Outlaw should follow Tyler’s recommendation and embark on a “listening campaign” around the city, building her own ties with those unheard voices.

But that will be a trial in itself: By the time Outlaw arrives in February, we’ll likely already be drowning in another tide of homicides — a tough time for get-to-know-you meetings.

Oakland, where Outlaw spent most of her policing career, long weathered punishing murder rates. So the violence in Philadelphia might not shock our new commissioner. It’s the despair that might.

“Poverty just feels different here,” Tyler said. “The condition of our public schools, the fact that we have become a city of meds, eds, and beds — but rising to the middle class is a dream that so many have given up on.”

For all the depths of our problems, though, Oaklanders and Philadelphians share more than just die-hard sports lunacy.

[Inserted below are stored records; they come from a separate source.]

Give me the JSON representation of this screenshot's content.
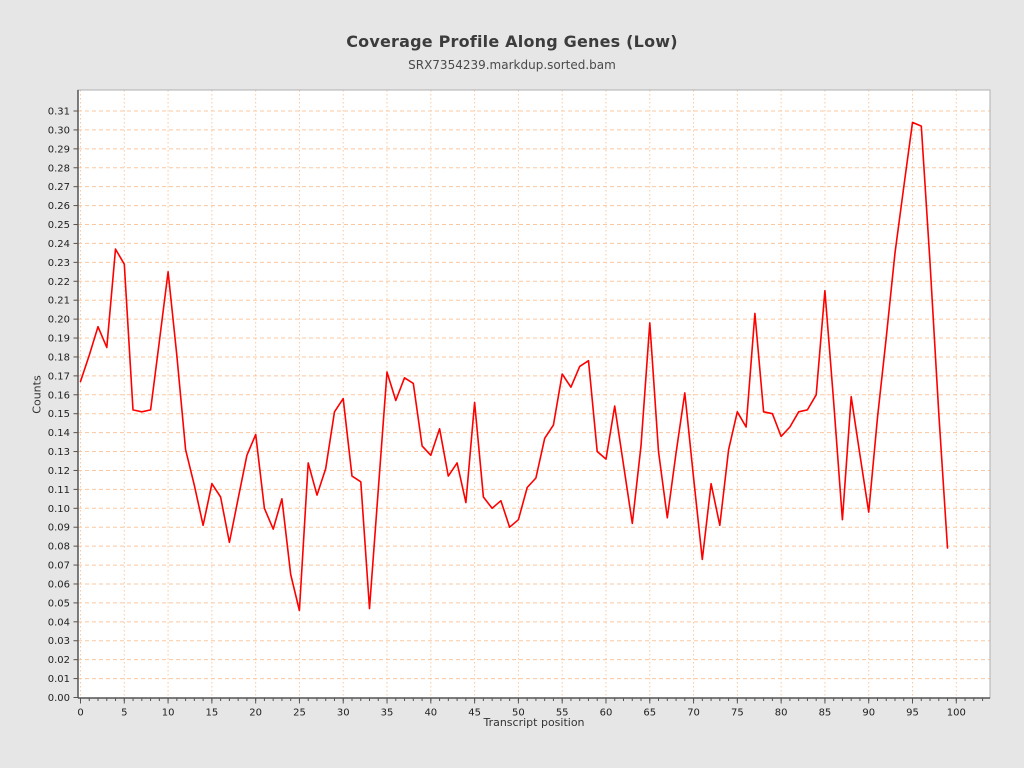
{
  "chart": {
    "title": "Coverage Profile Along Genes (Low)",
    "subtitle": "SRX7354239.markdup.sorted.bam",
    "ylabel": "Counts",
    "xlabel": "Transcript position"
  },
  "chart_data": {
    "type": "line",
    "title": "Coverage Profile Along Genes (Low)",
    "subtitle": "SRX7354239.markdup.sorted.bam",
    "xlabel": "Transcript position",
    "ylabel": "Counts",
    "x_start": 0,
    "x_step": 1,
    "values": [
      0.167,
      0.181,
      0.196,
      0.185,
      0.237,
      0.229,
      0.152,
      0.151,
      0.152,
      0.188,
      0.225,
      0.181,
      0.131,
      0.112,
      0.091,
      0.113,
      0.106,
      0.082,
      0.105,
      0.128,
      0.139,
      0.1,
      0.089,
      0.105,
      0.065,
      0.046,
      0.124,
      0.107,
      0.121,
      0.151,
      0.158,
      0.117,
      0.114,
      0.047,
      0.11,
      0.172,
      0.157,
      0.169,
      0.166,
      0.133,
      0.128,
      0.142,
      0.117,
      0.124,
      0.103,
      0.156,
      0.106,
      0.1,
      0.104,
      0.09,
      0.094,
      0.111,
      0.116,
      0.137,
      0.144,
      0.171,
      0.164,
      0.175,
      0.178,
      0.13,
      0.126,
      0.154,
      0.123,
      0.092,
      0.133,
      0.198,
      0.13,
      0.095,
      0.129,
      0.161,
      0.116,
      0.073,
      0.113,
      0.091,
      0.131,
      0.151,
      0.143,
      0.203,
      0.151,
      0.15,
      0.138,
      0.143,
      0.151,
      0.152,
      0.16,
      0.215,
      0.156,
      0.094,
      0.159,
      0.128,
      0.098,
      0.148,
      0.19,
      0.235,
      0.27,
      0.304,
      0.302,
      0.23,
      0.15,
      0.079
    ],
    "x_ticks": [
      0,
      5,
      10,
      15,
      20,
      25,
      30,
      35,
      40,
      45,
      50,
      55,
      60,
      65,
      70,
      75,
      80,
      85,
      90,
      95,
      100
    ],
    "y_ticks": [
      0.0,
      0.01,
      0.02,
      0.03,
      0.04,
      0.05,
      0.06,
      0.07,
      0.08,
      0.09,
      0.1,
      0.11,
      0.12,
      0.13,
      0.14,
      0.15,
      0.16,
      0.17,
      0.18,
      0.19,
      0.2,
      0.21,
      0.22,
      0.23,
      0.24,
      0.25,
      0.26,
      0.27,
      0.28,
      0.29,
      0.3,
      0.31
    ],
    "ylim": [
      0,
      0.321
    ],
    "xlim": [
      0,
      103.8
    ],
    "grid": true,
    "legend": null,
    "colors": {
      "line": "#fe0000",
      "grid": "#fac8a0",
      "plot_background": "#ffffff",
      "page_background": "#e6e6e6",
      "plot_border": "#b0b0b0",
      "axis": "#545454",
      "tick_text": "#1f1f1f",
      "title_text": "#3c3c3c",
      "subtitle_text": "#4a4a4a"
    }
  }
}
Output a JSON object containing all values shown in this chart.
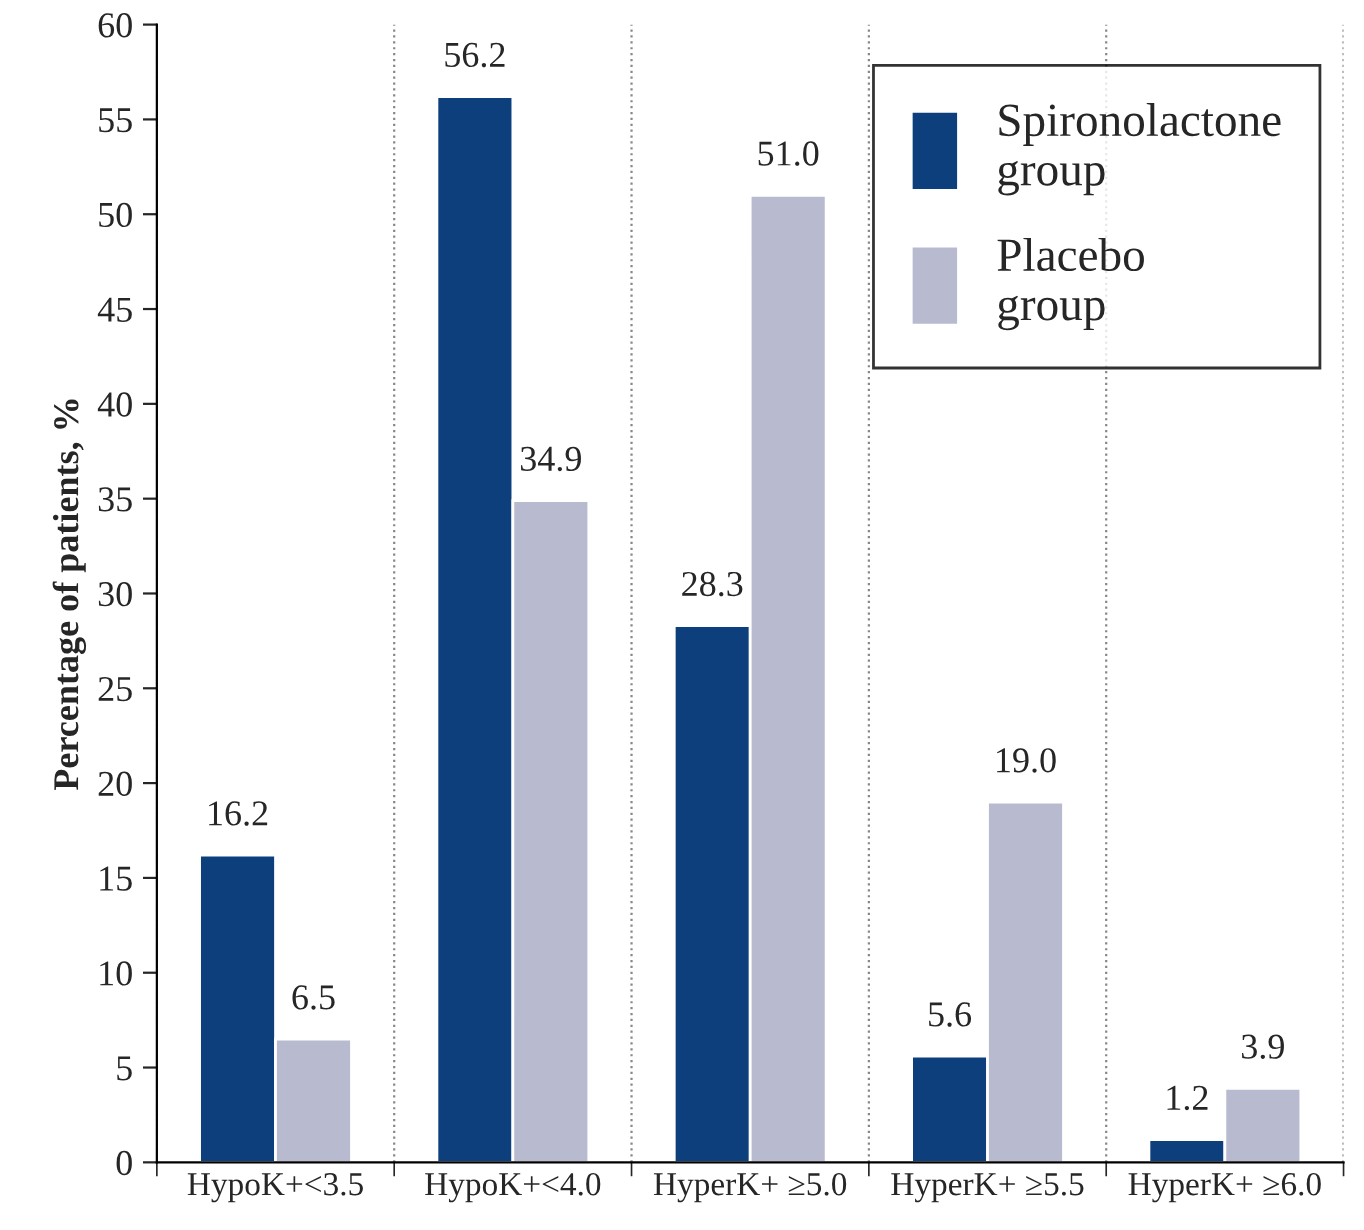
{
  "chart_data": {
    "type": "bar",
    "ylabel": "Percentage of patients, %",
    "categories": [
      "HypoK+<3.5",
      "HypoK+<4.0",
      "HyperK+ ≥5.0",
      "HyperK+ ≥5.5",
      "HyperK+ ≥6.0"
    ],
    "series": [
      {
        "name": "Spironolactone\ngroup",
        "color": "#0d3f7c",
        "values": [
          16.2,
          56.2,
          28.3,
          5.6,
          1.2
        ],
        "value_labels": [
          "16.2",
          "56.2",
          "28.3",
          "5.6",
          "1.2"
        ]
      },
      {
        "name": "Placebo\ngroup",
        "color": "#b8bacf",
        "values": [
          6.5,
          34.9,
          51.0,
          19.0,
          3.9
        ],
        "value_labels": [
          "6.5",
          "34.9",
          "51.0",
          "19.0",
          "3.9"
        ]
      }
    ],
    "ylim": [
      0,
      60
    ],
    "yticks": [
      0,
      5,
      10,
      15,
      20,
      25,
      30,
      35,
      40,
      45,
      50,
      55,
      60
    ],
    "grid": "x",
    "legend": "top right"
  }
}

“In spite of all the negativity and all the challenges, there is something very resilient, a roughness,” he said. “People care so much about this city. It has a lot of fight in it.”

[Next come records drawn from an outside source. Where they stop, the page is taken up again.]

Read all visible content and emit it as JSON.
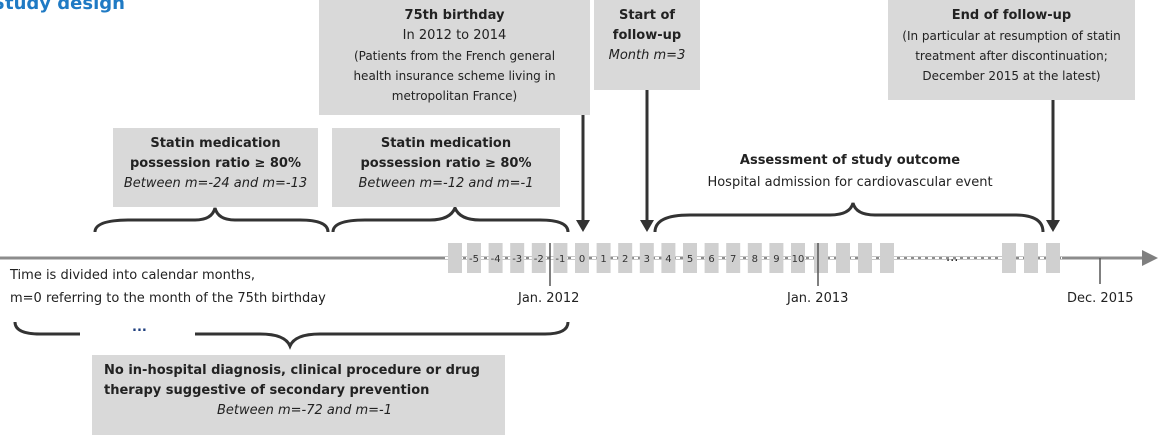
{
  "title": "Study design",
  "birthday_box": {
    "heading": "75th birthday",
    "lines": [
      "In 2012 to 2014",
      "(Patients from the French general",
      "health insurance scheme living in",
      "metropolitan France)"
    ]
  },
  "start_box": {
    "heading": [
      "Start of",
      "follow-up"
    ],
    "note": "Month m=3"
  },
  "end_box": {
    "heading": "End of follow-up",
    "lines": [
      "(In particular at resumption of statin",
      "treatment after discontinuation;",
      "December 2015 at the latest)"
    ]
  },
  "statin_boxes": [
    {
      "heading": [
        "Statin medication",
        "possession ratio ≥ 80%"
      ],
      "note": "Between m=-24 and m=-13"
    },
    {
      "heading": [
        "Statin medication",
        "possession ratio ≥ 80%"
      ],
      "note": "Between m=-12 and m=-1"
    }
  ],
  "outcome": {
    "heading": "Assessment of study outcome",
    "text": "Hospital admission for cardiovascular event"
  },
  "axis_note": [
    "Time is divided into calendar months,",
    "m=0 referring to the month of the 75th birthday"
  ],
  "months": [
    "-5",
    "-4",
    "-3",
    "-2",
    "-1",
    "0",
    "1",
    "2",
    "3",
    "4",
    "5",
    "6",
    "7",
    "8",
    "9",
    "10"
  ],
  "dates": [
    "Jan. 2012",
    "Jan. 2013",
    "Dec. 2015"
  ],
  "ellipsis_axis": "...",
  "ellipsis_brace": "...",
  "prevention_box": {
    "heading": [
      "No in-hospital diagnosis, clinical procedure or drug",
      "therapy suggestive of secondary prevention"
    ],
    "note": "Between m=-72 and m=-1"
  }
}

It does. As an outsider myself, that’s what I love most about our city.

The last time we had an outsider police commissioner in here, it was far from perfect. But Charles Ramsey made it clear that he was pushing for change — and set a tone that perhaps only an outsider could. In those years of progress, he envisioned a Philadelphia with fewer than 200 murders. It felt attainable. Now, as our murder rate inches toward 400, the highest it’s been a decade, that goal feels far out of reach.

It’s up to Outlaw to make it feel real again.